When humans and animals learn and form memories, the physical structures of their brain cells change.
Specifically, small protrusions called dendritic spines, which receive signals from other neurons, can grow and change shape indefinitely in response to stimulation.
Scientists at Max Planck Florida Institute for Neuroscience (MPFI) have observed this process, known as long-term structural plasticity, in individual spines, but doing so requires substantial time and effort. A new technique, developed by MPFI researchers, automates the process to make observing and quantifying this growth far more efficient. The open-source method is available to any scientist hoping to image plasticity as it happens in dendritic spines using Scanimage. The work was published in January 2016 in the Public Library of Science journal, PLOS ONE.
Scientists working in Ryohei Yasuda’s laboratory at MPFI are working to understand how proteins facilitate the plasticity of dendritic spines, the biological basis of learning and memory. They use 2-photon microscopy, an advanced technique for live-cell imaging, and glutamate uncaging, a technique that can induce plasticity in individual spines of interest using light.

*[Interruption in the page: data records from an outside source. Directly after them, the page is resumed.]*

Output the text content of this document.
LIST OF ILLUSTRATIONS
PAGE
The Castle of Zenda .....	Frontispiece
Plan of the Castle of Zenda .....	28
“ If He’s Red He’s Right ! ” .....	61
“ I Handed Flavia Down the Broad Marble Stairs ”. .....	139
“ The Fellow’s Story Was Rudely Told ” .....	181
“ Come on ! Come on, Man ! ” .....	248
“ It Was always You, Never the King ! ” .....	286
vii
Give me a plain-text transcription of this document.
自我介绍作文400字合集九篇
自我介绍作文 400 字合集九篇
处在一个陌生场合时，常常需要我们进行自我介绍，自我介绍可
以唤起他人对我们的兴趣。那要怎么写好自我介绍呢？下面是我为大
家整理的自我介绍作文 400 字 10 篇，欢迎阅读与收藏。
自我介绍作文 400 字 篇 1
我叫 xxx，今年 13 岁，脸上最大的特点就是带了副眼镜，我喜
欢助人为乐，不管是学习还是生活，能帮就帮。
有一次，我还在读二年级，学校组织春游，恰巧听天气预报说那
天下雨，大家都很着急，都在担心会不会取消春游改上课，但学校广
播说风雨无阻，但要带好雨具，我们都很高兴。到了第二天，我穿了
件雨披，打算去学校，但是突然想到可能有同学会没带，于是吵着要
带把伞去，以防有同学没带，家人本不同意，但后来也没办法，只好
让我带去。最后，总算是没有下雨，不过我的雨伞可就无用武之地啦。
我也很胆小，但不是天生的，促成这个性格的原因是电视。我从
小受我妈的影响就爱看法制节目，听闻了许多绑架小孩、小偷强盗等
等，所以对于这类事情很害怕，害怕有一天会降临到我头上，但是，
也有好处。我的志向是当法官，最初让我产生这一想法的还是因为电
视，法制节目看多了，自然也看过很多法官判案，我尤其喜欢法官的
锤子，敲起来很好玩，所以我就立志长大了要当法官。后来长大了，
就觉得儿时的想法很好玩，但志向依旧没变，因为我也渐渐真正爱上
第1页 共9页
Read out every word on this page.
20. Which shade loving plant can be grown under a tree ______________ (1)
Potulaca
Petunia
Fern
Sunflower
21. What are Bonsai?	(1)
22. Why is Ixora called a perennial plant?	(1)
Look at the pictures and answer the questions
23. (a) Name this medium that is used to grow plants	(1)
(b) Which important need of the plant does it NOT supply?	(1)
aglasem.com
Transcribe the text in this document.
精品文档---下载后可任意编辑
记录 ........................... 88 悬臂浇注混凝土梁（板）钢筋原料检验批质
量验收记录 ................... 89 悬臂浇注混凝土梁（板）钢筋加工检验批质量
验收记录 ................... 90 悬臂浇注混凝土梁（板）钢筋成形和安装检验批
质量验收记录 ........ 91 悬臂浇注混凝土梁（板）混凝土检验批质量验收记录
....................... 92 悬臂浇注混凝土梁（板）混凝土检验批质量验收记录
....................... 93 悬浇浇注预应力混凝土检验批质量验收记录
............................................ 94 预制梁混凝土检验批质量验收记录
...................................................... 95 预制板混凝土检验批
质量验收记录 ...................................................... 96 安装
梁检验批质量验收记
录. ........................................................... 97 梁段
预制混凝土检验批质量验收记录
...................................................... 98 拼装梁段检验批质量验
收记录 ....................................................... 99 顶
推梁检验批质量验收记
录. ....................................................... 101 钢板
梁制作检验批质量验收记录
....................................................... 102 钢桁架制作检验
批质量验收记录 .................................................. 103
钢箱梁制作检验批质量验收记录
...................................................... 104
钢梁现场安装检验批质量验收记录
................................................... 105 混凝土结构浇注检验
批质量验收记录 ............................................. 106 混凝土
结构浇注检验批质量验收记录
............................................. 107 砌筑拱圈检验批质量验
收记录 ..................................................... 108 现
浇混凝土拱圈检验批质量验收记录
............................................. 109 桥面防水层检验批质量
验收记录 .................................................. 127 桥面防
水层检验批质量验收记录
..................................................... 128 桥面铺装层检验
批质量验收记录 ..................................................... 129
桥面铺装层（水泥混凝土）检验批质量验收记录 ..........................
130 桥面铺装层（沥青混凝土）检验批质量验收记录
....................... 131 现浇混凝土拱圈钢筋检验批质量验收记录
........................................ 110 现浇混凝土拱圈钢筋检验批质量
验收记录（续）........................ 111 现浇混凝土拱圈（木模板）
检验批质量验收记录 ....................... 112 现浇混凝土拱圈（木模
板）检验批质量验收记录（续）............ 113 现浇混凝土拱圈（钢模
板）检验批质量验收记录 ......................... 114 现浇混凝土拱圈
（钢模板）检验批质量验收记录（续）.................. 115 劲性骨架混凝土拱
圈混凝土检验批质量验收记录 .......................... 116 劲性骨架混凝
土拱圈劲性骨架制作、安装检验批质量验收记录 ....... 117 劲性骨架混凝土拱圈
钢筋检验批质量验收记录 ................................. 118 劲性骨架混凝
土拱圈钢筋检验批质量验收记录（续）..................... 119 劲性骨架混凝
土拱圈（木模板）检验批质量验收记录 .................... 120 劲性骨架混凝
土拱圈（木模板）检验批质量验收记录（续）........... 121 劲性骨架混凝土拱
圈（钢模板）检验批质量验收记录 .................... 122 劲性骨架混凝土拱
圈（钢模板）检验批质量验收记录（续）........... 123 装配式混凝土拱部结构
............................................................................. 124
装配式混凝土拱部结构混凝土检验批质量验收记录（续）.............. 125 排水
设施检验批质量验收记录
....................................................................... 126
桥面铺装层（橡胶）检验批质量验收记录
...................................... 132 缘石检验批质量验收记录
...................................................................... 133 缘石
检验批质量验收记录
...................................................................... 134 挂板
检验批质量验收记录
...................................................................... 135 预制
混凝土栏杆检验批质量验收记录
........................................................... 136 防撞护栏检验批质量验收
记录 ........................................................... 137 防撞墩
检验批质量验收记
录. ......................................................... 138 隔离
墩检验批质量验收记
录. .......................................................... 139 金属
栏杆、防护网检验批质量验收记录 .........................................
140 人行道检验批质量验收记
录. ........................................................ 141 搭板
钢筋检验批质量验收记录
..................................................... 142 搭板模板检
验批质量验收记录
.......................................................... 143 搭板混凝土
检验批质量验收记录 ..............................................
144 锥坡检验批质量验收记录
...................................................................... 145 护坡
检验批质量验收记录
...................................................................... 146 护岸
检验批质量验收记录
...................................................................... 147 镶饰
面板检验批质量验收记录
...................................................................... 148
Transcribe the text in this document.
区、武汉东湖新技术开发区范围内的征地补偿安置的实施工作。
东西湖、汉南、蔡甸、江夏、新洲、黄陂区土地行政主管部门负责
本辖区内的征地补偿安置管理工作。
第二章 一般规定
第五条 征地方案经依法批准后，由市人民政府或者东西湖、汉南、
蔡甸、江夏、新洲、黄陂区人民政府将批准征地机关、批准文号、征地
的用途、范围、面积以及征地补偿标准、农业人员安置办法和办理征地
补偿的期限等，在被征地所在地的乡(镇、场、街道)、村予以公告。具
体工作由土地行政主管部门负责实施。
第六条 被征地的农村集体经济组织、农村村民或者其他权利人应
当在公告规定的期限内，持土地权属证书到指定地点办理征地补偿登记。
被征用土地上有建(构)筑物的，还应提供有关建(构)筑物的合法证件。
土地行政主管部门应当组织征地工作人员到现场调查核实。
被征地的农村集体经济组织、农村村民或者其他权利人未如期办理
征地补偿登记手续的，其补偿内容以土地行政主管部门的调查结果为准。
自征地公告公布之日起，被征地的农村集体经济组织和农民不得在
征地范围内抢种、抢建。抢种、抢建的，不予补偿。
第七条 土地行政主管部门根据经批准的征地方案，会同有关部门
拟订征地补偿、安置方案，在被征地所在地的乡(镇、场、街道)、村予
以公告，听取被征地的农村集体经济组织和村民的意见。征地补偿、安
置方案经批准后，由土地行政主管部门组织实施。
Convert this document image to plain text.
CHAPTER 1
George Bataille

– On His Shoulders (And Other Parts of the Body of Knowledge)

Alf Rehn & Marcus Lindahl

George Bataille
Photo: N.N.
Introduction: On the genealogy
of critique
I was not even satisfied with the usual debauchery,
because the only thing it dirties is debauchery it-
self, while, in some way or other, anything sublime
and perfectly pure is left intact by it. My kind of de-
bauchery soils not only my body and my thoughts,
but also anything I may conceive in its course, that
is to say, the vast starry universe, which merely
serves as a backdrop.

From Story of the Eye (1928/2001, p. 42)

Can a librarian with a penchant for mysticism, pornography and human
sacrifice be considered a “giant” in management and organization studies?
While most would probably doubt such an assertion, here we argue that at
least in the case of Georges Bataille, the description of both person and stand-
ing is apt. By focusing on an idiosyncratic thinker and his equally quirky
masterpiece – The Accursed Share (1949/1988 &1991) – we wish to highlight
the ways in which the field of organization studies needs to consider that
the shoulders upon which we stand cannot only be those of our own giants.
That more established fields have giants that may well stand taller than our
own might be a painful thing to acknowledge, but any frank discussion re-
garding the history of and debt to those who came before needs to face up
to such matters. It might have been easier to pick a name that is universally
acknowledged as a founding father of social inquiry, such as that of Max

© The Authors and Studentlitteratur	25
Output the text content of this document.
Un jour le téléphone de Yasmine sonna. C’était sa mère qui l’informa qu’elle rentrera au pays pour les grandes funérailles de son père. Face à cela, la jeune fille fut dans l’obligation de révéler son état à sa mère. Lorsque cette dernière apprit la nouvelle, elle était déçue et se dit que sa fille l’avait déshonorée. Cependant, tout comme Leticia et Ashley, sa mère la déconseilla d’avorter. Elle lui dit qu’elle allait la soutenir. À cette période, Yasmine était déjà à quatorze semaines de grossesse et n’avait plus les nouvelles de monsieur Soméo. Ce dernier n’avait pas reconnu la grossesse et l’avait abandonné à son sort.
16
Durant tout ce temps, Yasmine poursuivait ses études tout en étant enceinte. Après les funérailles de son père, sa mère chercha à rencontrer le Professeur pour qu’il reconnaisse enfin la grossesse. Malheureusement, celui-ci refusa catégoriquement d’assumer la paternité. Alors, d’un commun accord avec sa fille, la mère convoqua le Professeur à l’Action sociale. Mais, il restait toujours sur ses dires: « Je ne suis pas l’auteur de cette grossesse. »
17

This is a meticulous process, wherein a scientist must continually focus the microscope on a single dendritic spine over an extended period, often an hour or longer. Michael Smirnov, Ph.D., Post-doctoral researcher at MPFI, developed a software that allows the computer to automatically track, image, and stimulate up to five dendritic spines at a time.
“We can collect the data and figure out the proteins responsible much quicker with this [program] because we can run much more robust experiments,” says Smirnov.
In addition to increasing productivity, the ability to stimulate and image multiple spines in parallel greatly decreases the cost of running these experiments.
The software is a MATLAB-based module built for Scanimage, a program already commonly used in life science laboratories. It includes an electrically tunable lens in combination with a drift correction algorithm. These aspects allow the program to identify and correct for sample movement to ensure that the microscope is consistently focused on the spines of interest throughout the duration of the experiment. The interface provides an inexpensive method for automating experiments that observe up to five dendritic spines at a time, as opposed to a single spine using existing methods.
In contrast to previous open-sourced focusing programs, this one implements a highly capable and customizable focus and drift correction system to ensure that it can be used for a variety of biological applications.
“The paper explains further modifications to make the process automated,” says Smirnov. “It shares the open source code, so essentially, other people from other institutes can easily pick this up and use it for themselves.”